Frances Landreth Loved The Variety, Excitement Of Life As Military Wife
There are career military, and then there are career military spouses - a calling in its own right.
Frances Thomason Landreth, who died March 10 at 100, proudly numbered among the latter, "serving" the United States via her Army-officer husband for half a century.
Of her years as an Army wife, she said, "I loved it all - the bugle call, the cannons going off, the handsome men in uniform, the cavalry charges, the reviews, the polo games, the dances every Friday night. I enjoyed it all thoroughly."
At every Army base, this "old-fashioned but opinionated Southern lady - an iron hand in a velvet glove," as one family member said, could be found designing sets and sewing costumes for base shows.
She enjoyed entertaining, particularly conversing with officers with colorful careers. She also had a penchant for gardening.
Mrs. Landreth and her husband, Col. Earl Landreth, U.S. Army-retired, had lived in Washington, D.C., where their friends included Maj. and Mrs. Omar Bradley and Col. and Mrs. George Patton.
Recalling an evening as Patton's dinner partner, she said, "George was very much the gentleman in speech. He was not coarse in the company of ladies as he may have been with his troops."
Despite her dedication to The Life, and to rearing two daughters, Mrs. Landreth had a rich life of her own - a life of portrait-painting, garden design and fashion.

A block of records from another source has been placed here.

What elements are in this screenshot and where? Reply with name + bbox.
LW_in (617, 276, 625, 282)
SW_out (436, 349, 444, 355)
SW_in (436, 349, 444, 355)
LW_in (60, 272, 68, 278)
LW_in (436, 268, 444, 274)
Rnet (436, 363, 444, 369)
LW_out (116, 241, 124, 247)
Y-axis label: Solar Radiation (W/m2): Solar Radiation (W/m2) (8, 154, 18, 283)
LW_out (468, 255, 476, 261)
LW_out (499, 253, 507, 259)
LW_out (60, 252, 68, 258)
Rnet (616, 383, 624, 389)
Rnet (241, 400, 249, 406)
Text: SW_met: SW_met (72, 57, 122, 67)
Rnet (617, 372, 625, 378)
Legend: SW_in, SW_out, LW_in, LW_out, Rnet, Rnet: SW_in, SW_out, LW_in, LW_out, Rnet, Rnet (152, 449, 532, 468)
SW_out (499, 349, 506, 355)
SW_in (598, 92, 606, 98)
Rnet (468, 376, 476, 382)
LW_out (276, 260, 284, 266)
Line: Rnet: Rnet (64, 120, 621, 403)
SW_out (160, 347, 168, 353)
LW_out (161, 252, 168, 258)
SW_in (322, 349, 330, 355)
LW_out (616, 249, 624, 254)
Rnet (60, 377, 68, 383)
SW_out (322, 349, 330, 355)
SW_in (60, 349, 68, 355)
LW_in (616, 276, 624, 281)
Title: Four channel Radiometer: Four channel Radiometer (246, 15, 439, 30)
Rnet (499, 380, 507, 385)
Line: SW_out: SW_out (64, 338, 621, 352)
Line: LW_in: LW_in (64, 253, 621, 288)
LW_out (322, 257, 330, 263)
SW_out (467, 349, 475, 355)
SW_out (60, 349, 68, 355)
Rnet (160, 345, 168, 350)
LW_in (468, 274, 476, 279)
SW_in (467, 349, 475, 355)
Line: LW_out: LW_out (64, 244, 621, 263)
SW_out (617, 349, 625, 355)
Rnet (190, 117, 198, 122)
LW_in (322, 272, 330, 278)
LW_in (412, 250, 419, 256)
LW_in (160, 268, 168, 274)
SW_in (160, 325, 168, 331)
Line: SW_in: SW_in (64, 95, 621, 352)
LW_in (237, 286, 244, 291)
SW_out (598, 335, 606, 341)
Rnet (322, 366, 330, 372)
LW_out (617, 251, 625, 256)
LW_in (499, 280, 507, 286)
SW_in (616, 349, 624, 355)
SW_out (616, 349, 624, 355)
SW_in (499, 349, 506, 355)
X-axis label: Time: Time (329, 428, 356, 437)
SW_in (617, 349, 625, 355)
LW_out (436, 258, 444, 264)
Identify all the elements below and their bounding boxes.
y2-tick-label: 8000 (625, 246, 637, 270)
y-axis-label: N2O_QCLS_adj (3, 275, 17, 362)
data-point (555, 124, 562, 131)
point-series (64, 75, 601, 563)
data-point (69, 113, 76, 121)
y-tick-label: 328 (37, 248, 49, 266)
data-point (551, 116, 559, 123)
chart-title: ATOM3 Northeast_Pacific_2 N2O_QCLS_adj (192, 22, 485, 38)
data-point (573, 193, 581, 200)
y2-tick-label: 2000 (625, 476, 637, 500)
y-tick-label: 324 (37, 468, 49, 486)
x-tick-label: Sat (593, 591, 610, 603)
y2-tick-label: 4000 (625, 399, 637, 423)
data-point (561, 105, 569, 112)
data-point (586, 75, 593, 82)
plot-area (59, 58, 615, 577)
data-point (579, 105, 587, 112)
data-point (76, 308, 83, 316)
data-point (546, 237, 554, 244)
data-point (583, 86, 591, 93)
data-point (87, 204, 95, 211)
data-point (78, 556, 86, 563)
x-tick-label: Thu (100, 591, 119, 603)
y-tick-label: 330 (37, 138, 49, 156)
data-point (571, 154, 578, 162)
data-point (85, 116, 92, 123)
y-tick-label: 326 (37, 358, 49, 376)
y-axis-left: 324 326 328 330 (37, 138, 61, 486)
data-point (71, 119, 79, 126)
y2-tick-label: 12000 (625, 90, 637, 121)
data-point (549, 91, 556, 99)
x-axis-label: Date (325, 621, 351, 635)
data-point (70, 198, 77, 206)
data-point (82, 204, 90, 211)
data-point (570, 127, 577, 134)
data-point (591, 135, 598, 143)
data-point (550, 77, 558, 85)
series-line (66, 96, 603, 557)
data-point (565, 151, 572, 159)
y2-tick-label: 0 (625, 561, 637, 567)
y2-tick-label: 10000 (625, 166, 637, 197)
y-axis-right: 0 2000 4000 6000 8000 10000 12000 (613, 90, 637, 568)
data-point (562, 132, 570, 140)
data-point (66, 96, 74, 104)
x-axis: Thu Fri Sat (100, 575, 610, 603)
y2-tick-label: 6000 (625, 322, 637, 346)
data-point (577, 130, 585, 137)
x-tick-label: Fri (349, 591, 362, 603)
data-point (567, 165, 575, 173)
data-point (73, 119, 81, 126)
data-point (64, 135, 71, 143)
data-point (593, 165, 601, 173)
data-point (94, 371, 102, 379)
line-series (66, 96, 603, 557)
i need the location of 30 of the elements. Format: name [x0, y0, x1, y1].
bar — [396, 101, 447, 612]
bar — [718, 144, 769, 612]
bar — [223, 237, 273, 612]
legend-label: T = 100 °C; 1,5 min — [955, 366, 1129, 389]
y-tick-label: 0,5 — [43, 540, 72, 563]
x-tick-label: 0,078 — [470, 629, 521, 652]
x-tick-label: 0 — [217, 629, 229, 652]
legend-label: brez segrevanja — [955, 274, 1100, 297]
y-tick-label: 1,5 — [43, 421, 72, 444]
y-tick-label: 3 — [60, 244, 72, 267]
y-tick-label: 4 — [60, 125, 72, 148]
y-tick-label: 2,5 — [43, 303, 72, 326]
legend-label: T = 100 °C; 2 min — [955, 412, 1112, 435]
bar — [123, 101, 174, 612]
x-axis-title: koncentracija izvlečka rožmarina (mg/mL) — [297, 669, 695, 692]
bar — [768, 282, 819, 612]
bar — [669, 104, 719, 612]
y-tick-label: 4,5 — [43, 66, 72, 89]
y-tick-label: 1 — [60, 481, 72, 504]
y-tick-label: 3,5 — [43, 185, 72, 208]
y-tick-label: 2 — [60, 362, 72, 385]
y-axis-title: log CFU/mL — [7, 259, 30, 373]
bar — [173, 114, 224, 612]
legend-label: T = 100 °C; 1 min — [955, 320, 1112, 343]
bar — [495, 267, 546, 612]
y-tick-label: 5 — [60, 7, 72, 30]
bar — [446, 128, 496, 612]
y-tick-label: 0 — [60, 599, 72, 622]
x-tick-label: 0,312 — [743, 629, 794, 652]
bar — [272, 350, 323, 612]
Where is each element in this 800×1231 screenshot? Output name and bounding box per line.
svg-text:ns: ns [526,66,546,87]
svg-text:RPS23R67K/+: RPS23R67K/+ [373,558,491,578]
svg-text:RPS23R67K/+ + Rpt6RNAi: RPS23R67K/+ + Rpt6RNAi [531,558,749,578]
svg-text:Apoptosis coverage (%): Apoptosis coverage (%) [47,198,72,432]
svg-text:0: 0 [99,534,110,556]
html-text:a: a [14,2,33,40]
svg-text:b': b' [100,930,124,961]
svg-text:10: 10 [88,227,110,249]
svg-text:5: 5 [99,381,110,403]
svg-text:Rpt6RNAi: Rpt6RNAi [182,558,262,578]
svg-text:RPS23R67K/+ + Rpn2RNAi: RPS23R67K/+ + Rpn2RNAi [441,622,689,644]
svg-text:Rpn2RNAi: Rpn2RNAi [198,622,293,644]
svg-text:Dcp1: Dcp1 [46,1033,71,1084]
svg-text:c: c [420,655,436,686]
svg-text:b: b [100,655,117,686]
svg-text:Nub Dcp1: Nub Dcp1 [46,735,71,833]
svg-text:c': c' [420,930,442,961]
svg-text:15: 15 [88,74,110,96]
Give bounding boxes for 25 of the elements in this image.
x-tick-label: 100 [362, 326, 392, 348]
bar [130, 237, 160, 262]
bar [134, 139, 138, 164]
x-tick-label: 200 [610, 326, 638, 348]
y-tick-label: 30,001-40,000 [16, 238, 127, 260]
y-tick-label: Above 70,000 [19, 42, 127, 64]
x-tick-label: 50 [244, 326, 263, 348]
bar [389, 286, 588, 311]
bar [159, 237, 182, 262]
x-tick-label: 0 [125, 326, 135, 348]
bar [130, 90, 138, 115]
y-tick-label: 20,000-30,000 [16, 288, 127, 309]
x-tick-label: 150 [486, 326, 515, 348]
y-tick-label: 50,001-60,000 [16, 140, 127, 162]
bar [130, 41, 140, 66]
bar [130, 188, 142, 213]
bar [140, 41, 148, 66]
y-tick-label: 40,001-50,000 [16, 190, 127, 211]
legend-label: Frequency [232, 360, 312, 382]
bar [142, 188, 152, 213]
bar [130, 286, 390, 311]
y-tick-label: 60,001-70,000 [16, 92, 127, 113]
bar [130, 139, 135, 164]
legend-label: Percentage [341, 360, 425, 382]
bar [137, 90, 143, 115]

Born and reared on a Tennessee tobacco plantation, Mrs. Landreth employed servants and had beautiful things. She became a schoolteacher and taught briefly before meeting her husband on a trip with relatives to the Philippine Islands in 1915. She had gone along to care for their children.
She returned to the South Pacific to marry in 1919 and began her life as a service wife.
Mrs. Landreth had many talents: She sewed stylish clothes for herself, ate masses of fruits and vegetables grown by her own hand before it was popular to do so, and remained able to climb the stairs in her Broadmoor mansion until a broken hip sidelined her six years before her death.
When she was 90, she prepared 500 plants for a Children's Hospital annual plant sale.
One thing she would not do: tolerate fools or the unattractive, whether people or home-design.
"She loved company, and conversation," said granddaughter Barbara Lennhoff of Seattle, her caretaker the past six years. "But once when I invited some ladies for tea, Grandmother whispered, `How can we get rid of these little old ladies? They're not very interesting.' She would rather be alone than waste her time."
Her husband died in 1967. She never dated or remarried.
"But every night before going to bed," said daughter Margaret Wesselhoeft of Seattle, "she'd kiss her fingertips and touch them to his picture."
Other survivors include her sister Sara Flynn of Franklin, Tenn.; daughter Nancy Brinker, San Antonio, Tex.; eight other grandchildren, and 12 great-grandchildren.
Services were held. Burial will be in Arlington, Va. Remembrances may be made to Children's Hospital & Medical Center or to the Arboretum Foundation.